Les élus estiment que plusieurs dispositions du texte sont contraires à la Constitution, en particulier celles concernant le retour encadré de certains pesticides et la gestion des ressources en eau.
Les requérants contestent notamment les mesures permettant, sous certaines conditions et pour une durée limitée, l’utilisation de l’acétamipride pour la filière noisette et du flupyradifurone pour la betterave sucrière, la pomme et la cerise.

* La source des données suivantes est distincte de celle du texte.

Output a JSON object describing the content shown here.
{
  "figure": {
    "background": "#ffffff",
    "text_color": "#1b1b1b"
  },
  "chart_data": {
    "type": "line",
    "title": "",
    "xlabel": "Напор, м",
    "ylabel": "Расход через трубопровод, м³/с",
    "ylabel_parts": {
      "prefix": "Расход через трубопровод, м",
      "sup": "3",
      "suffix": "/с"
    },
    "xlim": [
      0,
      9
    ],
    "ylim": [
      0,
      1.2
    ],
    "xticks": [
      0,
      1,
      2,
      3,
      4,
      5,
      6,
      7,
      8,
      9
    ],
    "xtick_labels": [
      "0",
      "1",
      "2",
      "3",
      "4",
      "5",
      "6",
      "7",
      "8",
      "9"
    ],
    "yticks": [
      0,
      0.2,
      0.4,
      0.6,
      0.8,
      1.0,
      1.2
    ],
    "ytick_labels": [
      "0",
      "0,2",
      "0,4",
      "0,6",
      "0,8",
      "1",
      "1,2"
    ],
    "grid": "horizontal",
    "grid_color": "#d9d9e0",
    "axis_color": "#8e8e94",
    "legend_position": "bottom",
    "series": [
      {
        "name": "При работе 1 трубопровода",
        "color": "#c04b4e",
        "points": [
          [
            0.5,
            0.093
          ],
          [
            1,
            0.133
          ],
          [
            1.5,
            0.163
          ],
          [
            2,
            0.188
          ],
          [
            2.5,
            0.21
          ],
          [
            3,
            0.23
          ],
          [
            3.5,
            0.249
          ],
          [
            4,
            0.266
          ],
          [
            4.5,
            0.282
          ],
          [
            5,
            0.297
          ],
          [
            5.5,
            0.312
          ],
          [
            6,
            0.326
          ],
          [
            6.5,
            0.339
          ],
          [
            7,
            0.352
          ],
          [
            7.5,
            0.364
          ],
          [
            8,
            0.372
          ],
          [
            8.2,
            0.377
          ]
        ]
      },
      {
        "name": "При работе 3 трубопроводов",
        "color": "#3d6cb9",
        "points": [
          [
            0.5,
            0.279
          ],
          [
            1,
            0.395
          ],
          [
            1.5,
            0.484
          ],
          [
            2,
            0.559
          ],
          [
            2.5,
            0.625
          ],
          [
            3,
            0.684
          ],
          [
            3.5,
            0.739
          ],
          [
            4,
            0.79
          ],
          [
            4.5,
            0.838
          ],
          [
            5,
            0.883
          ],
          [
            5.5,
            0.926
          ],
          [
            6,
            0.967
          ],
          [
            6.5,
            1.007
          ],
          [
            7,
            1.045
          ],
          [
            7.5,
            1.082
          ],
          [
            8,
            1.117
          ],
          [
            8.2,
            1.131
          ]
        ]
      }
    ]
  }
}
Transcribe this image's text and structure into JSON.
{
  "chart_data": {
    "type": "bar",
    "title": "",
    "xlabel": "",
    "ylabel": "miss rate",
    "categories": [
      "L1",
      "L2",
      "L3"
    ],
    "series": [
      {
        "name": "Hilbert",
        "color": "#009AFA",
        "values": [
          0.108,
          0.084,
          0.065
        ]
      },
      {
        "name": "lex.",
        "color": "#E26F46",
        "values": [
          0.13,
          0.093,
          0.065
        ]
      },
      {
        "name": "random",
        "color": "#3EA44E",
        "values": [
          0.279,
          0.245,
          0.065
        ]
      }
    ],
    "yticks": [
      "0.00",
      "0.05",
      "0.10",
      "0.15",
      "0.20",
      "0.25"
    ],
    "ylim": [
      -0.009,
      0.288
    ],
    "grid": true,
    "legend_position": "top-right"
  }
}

Selon eux, ces dispositions auraient été introduites sous la forme de "cavaliers législatifs", c’est-à-dire sans lien direct avec l’objet initial du projet de loi.
Ils estiment également que ces dérogations ne sont pas suffisamment encadrées et qu’elles pourraient porter atteinte aux principes de précaution et de protection de l’environnement inscrits dans la Charte de l’environnement.
Les parlementaires dénoncent aussi le fonctionnement prévu pour les autorisations délivrées par l’Agence nationale de sécurité sanitaire (Anses).
Ils jugent que le délai de deux mois fixé pour rendre un avis est insuffisant pour évaluer correctement les risques pour la biodiversité, les pollinisateurs et la santé humaine.
Le stockage de l’eau également contesté
Le recours vise également les dispositions destinées à faciliter la création d’ouvrages de stockage d’eau pour l’agriculture.
Les députés reprochent au texte de réduire les modalités de consultation du public et contestent l’objectif de doubler les capacités de stockage d’ici à 2035.
Selon eux, ces mesures profiteraient à une minorité d’exploitants tout en risquant d’aggraver les tensions sur la ressource en eau.
Le Conseil constitutionnel dispose désormais d’un délai pouvant aller jusqu’à 30 jours pour rendre sa décision.